Feb. 5, 2013 at 9:46 AM ET
In some James Bond films, the spy and his enemies undergo various biometric screenings, such as retinal and handprint scans, to access important info or gain control a super secret weapon. The next time we see Bond, he could get a knee MRI to learn a covert code to stop a rogue evil weapon.
Wait, what? A knee MRI could identify someone much like a fingerprint or eye scan? It's true - Lior Shamir, a professor of computer science at Lawrence Tech University, has discovered that people’s knees are as unique as our fingerprints or eyes.
“I used to work on genetics [research] and with genetics you start thinking about what makes people different,” he says. “[This could be] something, like a fingerprint and iris, [that] is so different—our external as well as our internal [traits are unique].”
Using an algorithm, Shamir looked at a database of knee MRIs from 2,686 patients. Each person received a baseline MRI scan and a second image two years later. The algorithm looks at the pixels that make up each MRI and each scan’s unique texture and compares it to the database of images. Even though the program looks at the images at a minuscule level, Shamir notes that in some cases, even an untrained eye can match some of the knees. The program, of course, is much more reliable than the naked eye, assuring 93 percent accuracy in matching a person’s first knee image to the second.
“The accuracy cannot compete with fingerprints and iris [scans],” he says. “It’s visionary … internal body parts can be [used in] biometrics.”

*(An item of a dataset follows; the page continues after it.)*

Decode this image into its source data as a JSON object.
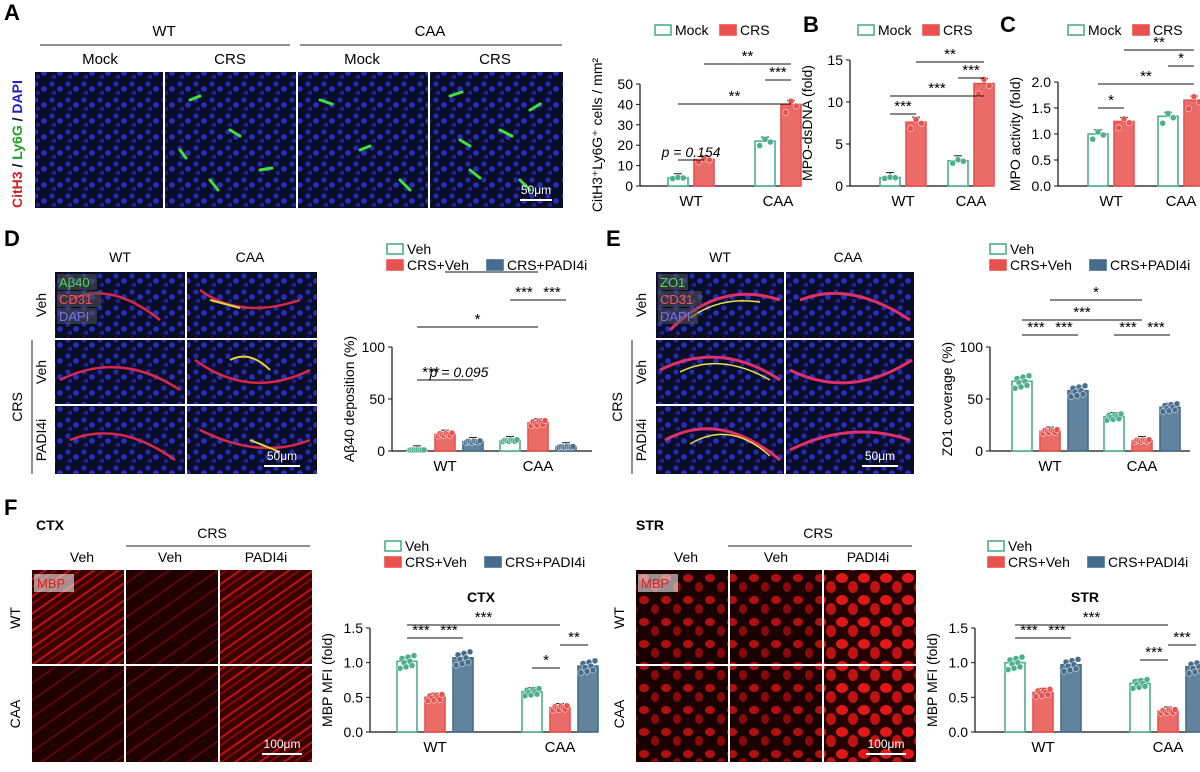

Even though knees change over time, with cartilage, meniscus, and ligaments wearing down, the algorithm can still match the original picture of the knee with its newer version. While Shamir was unable to compare the knees after longer periods of time, say like what might happen over a 20-year period, he thinks that it is more difficult for people to drastically modify their knees. He believes that using a knee to definitively identify a person could be more effective in cases where people were trying to dupe the system. Anyone who has seen the movie “Seven” remembers that the serial killer sheers off all his fingertips to avoid leaving prints at the scene. While this is an extreme case, there are ways that people can trick current biometrical technology—it’s much harder to modify knees without surgery.
“The knee needs to change substantially to trick the algorithm and that is not easy to do because it involves an invasive procedure. It is not like wearing gloves or wearing sunglasses,” he explains.
While MRI identification of internal parts isn’t currently practical, if MRI technology advances quickly and becomes more affordable, it could be used to identify people at airports, for example.
The study appears in the International Journal of Biometrics.